Let’s Pretend, created and directed by Nila Mack (1891-1953), was a long-run CBS radio series for children. Mack’s Let’s Pretend began March 24, 1934, running for two decades before the final show on October 23, 1954. Adaptations included classics and fairy tales.The series received numerous awards, including two Peabody Awards, a Women’s National Radio Committee Award and five Radio Daily Awards.In 1970 Telegeneral adapted these stories on vinyl records.
Frog Prince and King Thrushbeard.
Two Complete Stories with Full Cast, music and Sound Effects.
“The Frog Prince; or, Iron Henry” (German: Der Froschkönig oder der eiserne Heinrich, literally “The Frog King or the Iron Heinrich”) is a fairy tale, best known through the Brothers Grimm’s written version; traditionally it is the first story in their collection. In the tale, a spoiled princess reluctantly befriends a frog (possibly meeting him after dropping a gold ball into his pond), who magically transforms into a handsome prince. Although in modern versions the transformation is invariably triggered by the princess kissing the frog, in the original Grimm version of the story the frog’s spell was broken when the princess threw it against a wall in disgust. In other early versions it was sufficient for the frog to spend the night on the princess’s pillow.
King Thrushbeard is a fairy tale collected by the Brothers Grimm, tale number 52.
A beautiful, but spoiled, rude, and shallow princess criticizes all her suitors because she is too proud. She is impressed with the last of her suitors, but her pride will not let her accept him. He is a young king with such a thick beard that she dubs him King Thrushbeard. The young king leaves in anger. Her father, exasperated and angry that she has scorned all her suitors, vows that the first man who comes to the palace the next day will become her husband. Meanwhile, an unknown stranger overhears the conversation.
When a young minstrel with a clean shaven face appears in the palace the next day, the king offers his daughter’s hand in marriage. The minstrel disapproves of marrying the princess immediately as she does not look strong nor does she appear to be capable of any practical work. However, he notes the poor cannot be choosy and agrees to marry her. The princess opposes vehemently because he is a commoner, but the king has given his word. She marries the minstrel, who takes her away from the palace to his home.
As they travel to the minstrel’s home, they pass by the fine lands and properties that belong to King Thrushbeard, and the princess begins to regret scorning him. They arrive at the minstrel’s home, a house fit only for swine. The minstrel treats her as though she was a commoner and the princess is upset that she must now work for a living. The minstrel has her doing practical chores and selling pottery, at which she is completely inept.
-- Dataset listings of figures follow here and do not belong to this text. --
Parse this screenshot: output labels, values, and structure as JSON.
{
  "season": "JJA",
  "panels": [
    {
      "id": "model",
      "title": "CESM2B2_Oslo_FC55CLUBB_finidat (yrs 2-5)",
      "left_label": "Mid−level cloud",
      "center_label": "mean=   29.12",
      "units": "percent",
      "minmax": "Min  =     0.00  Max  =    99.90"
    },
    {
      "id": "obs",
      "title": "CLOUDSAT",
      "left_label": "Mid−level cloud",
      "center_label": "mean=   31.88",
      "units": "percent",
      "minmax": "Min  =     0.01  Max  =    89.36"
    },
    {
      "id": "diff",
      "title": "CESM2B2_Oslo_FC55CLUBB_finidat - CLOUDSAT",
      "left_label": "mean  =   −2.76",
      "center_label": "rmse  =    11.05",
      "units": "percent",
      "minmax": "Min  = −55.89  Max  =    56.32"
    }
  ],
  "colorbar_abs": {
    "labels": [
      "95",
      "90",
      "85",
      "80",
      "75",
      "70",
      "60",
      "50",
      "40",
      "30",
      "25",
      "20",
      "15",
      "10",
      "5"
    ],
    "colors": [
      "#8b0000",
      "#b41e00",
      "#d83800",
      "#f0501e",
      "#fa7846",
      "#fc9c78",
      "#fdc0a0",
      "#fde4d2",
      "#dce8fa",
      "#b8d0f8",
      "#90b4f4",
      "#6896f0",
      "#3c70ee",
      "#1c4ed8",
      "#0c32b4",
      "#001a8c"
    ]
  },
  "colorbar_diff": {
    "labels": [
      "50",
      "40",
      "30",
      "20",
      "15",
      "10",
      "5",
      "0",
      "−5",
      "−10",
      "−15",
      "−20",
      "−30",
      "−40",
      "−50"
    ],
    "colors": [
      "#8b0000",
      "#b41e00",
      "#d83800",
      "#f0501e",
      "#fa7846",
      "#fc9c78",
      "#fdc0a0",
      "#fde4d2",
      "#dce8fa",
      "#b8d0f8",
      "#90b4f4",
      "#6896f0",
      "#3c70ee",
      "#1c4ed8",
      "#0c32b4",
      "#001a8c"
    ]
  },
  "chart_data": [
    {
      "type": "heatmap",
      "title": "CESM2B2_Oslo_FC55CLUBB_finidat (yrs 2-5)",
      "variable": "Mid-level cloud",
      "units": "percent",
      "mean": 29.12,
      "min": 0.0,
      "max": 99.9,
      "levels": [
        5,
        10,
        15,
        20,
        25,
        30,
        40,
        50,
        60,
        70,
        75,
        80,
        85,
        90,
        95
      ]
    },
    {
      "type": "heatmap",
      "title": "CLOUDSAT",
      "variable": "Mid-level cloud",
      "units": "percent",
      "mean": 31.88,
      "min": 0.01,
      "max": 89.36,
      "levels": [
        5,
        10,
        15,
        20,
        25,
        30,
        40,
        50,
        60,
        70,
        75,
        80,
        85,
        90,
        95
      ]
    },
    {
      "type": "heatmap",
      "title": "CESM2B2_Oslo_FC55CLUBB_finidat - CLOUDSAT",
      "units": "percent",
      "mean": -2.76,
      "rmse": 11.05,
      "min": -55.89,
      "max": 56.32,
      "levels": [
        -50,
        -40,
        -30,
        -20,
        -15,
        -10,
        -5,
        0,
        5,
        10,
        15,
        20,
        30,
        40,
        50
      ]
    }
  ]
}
Thoroughly annoyed at his new wife, he tells her the only job left her is to work as a servant at the nearby castle of a young king: King Thrushbeard.
The princess is initially ashamed that she must work in the palace of a suitor she so harshly scorned and deeply regrets doing so, but puts her pride aside when she realizes that her husband is depending on her to help out with the household. Eventually, she swallows the last of her pride and becomes so compassionate that she will throw scraps of food to the mice who live in their home because she realizes they are hungry too.
Just as her life is going smoothly, the princess discovers one day King Thrushbeard is getting married. She is forced into the great hall for a dance. The dance bursts her pockets open, in which she kept table scraps the servants gave her. They spill all over the floor and everybody laughs. She is so embarrassed she flees the hall and begins to cry.
However, much to the princess’ surprise, someone helps her up. Dressed in finery is the minstrel, who smiles and asks why she is crying on her wedding day. The princess is shocked to discover the minstrel is really King Thrushbeard. He fell in love with her despite her scorn and secretly married her through her father’s vow. Her ordeals were meant to cure her of her proud, spoiled ways. She thanks him for teaching her to be compassionate to others and asks before the whole court that he grow his beard once again. Her husband, from then on, is known by no other name but King Thrushbeard.